Mahi, ici et là.
05 04 10

Parce que c’est si bon, qu’on me demande toujours ma recette et que c’est pourtant si simple, je partage avec vous mes secrets pour l’ultime met d’été : le ceviche de crevettes!

Un cevi-quoi? Le ceviche est un met originaire de l’Équateur (ou du Pérou, selon les sources), qui est essentiellement des fruits de mers qui ont macéré dans du jus d’agrumes, agrémenté de légumes frais. Je fais le mien avec des crevettes, mais on peut aussi y ajouter des pétoncles.

Donc, vous avez besoin :

  • de crevettes crues, non-décortiquées (sac de 1 livre)
  • de 3 tomates
  • d’un demi concombre
  • d’un oignon (rouge ou blanc)
  • du jus de 4 limes
  • de coriandre fraîche
  • un demi poivron jaune, orange ou rouge (facultatif)
  • sel et poivre au goût

D’abord, mettre un peu d’eau dans une casserole, juste assez pour pouvoir y plonger les crevettes et qu’elles soient submergées. Amener à ébullition.

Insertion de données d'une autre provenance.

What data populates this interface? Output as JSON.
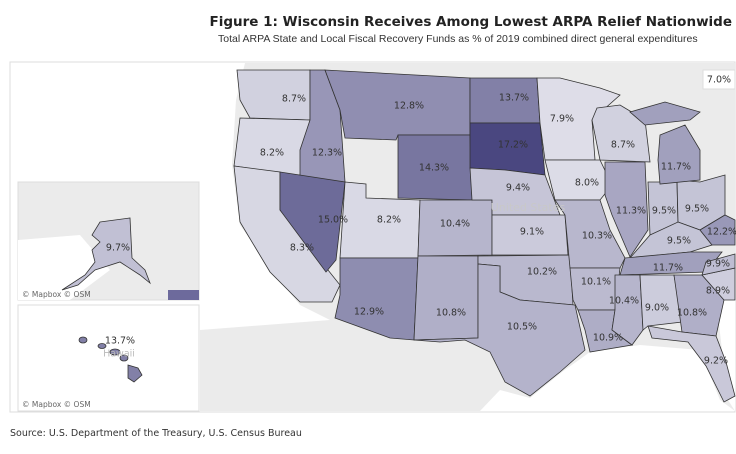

Y plonger les crevettes une trentaine de secondes, ou juste assez longtemps pour qu’elles prennent une belle couleur rosée. Elles continueront leur cuisson grâce à l’acidité du jus de lime, on ne veut donc pas trop les cuire.

Sortir les crevettes de l’eau (que l’on veut conserver), les passer à l’eau froide, les décortiquer et remettre les queues des crevettes dans l’eau de cuisson, que l’ont fait encore bouillir un bon moment pour obtenir un bouillon de crevettes.

Dans un saladier, mettre les crevettes décortiquées et y presser les limes. Saler, poivrer, mélanger et mettre au frigo.

Égoutter et jeter les queues des crevettes en conservant le bouillon, et laisser tiédir un peu. Ajouter le bouillon aux crevettes et au jus de lime (s’il semble y en avoir beaucoup, n’en mettre qu’une partie – c’est pas une soupe!), et laisser mariner toute la nuit si possible, ou sinon quelques heures…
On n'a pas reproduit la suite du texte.